Endogeneous DNA double strand breaks in the human and murine MLL gene

J Zech ¹, S Scharf ¹, D Schraets ¹, T Dingermann ¹, R Marschalek ¹

¹Institute of Pharmaceutical Biology, University of Frankfurt, Frankfurt/Main, Germany

Congress Abstract

The human MLL gene is recurrently involved in chromosomal translocations with a large variety of different translocation partner genes. Recent studies have identified two recombination clusters where chromosomal translocations map in the breakpoint cluster region of the human MLL gene.

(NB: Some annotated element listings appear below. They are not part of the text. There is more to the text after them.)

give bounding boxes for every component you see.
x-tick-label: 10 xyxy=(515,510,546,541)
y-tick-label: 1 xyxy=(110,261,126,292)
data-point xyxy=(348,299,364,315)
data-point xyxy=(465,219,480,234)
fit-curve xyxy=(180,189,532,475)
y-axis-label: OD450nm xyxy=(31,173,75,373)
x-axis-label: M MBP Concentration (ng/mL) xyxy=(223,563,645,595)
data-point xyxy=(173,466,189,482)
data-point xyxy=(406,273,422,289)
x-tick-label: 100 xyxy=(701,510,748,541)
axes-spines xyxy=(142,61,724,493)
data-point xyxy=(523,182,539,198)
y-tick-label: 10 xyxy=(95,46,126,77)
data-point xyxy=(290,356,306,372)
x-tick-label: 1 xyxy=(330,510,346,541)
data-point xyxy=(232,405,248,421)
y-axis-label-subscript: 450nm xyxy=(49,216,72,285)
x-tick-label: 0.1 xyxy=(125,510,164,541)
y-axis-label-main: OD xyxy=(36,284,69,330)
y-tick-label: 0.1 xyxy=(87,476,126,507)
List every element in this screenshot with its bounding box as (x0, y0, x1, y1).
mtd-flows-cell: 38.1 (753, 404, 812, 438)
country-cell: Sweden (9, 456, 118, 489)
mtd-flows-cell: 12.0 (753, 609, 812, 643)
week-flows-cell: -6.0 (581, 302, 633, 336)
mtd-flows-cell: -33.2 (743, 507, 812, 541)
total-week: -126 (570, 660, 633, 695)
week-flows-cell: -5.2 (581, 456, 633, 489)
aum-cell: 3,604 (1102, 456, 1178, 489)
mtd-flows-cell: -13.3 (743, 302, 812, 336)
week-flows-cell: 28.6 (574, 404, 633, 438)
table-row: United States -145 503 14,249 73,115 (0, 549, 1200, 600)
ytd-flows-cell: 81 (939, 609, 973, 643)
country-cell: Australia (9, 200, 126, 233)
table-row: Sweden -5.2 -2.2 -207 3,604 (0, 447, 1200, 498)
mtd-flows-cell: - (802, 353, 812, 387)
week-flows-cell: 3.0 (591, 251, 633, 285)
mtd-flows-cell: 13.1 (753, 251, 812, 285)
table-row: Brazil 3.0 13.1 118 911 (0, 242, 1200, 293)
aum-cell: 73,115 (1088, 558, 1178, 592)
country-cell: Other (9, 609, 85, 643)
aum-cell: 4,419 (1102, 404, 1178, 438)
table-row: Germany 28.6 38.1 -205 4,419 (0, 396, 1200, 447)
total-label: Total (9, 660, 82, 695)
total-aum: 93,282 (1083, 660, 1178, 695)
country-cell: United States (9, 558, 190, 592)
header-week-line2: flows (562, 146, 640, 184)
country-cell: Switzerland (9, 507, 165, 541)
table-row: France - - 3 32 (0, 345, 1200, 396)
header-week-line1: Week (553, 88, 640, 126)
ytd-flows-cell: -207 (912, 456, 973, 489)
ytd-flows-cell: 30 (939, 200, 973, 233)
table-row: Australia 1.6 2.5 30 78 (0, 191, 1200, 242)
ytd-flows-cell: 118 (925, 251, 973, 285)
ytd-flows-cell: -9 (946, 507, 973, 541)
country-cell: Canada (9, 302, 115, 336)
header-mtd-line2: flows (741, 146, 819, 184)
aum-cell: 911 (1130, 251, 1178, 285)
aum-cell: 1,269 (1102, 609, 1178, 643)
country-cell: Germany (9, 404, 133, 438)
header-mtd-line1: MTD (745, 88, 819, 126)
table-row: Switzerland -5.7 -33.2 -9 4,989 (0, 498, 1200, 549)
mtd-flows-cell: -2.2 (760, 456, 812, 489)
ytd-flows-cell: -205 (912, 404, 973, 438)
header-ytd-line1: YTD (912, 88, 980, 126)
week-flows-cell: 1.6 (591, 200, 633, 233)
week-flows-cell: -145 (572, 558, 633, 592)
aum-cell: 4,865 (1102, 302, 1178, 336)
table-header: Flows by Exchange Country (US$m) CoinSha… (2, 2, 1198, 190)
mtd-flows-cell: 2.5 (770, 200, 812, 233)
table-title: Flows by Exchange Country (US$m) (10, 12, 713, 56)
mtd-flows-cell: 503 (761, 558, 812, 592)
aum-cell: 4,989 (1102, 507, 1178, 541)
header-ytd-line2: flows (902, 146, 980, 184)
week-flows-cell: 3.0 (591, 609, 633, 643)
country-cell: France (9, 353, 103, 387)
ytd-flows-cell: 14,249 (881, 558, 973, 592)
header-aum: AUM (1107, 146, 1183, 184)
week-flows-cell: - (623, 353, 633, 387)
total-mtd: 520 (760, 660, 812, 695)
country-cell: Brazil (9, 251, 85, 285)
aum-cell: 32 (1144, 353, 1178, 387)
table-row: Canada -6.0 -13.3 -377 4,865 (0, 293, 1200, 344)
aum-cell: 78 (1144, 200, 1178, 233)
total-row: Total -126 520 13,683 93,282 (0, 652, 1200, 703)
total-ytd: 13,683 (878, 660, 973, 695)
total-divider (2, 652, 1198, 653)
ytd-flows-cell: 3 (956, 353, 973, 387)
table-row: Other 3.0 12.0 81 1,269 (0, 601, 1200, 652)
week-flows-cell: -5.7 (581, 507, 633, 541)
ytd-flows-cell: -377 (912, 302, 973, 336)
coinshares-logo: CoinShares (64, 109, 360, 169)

Interestingly, one of these hot spot coincides with chromosomal breakpoints that can be exogenously induced by the application of several substances, including epipodophyllotoxins (VP16 or VM26) or by simply inducing apoptosis.

Here we present data about where these DNA double strand breaks occur in the human MLL gene when treated with Topo I and Topo II inhibitors. DNA double strand breaks on two non-homologous chromosome are the prerequisite that leads to chromosomal translocations. We also present preliminary data of the murine system which suggests that transcriptional processes – and not the inhibition of topoisomerase II – may be responsible for the observed DNA strand breaks in the MLL gene.

Supported by grant KR-S07T04 from the NGFN.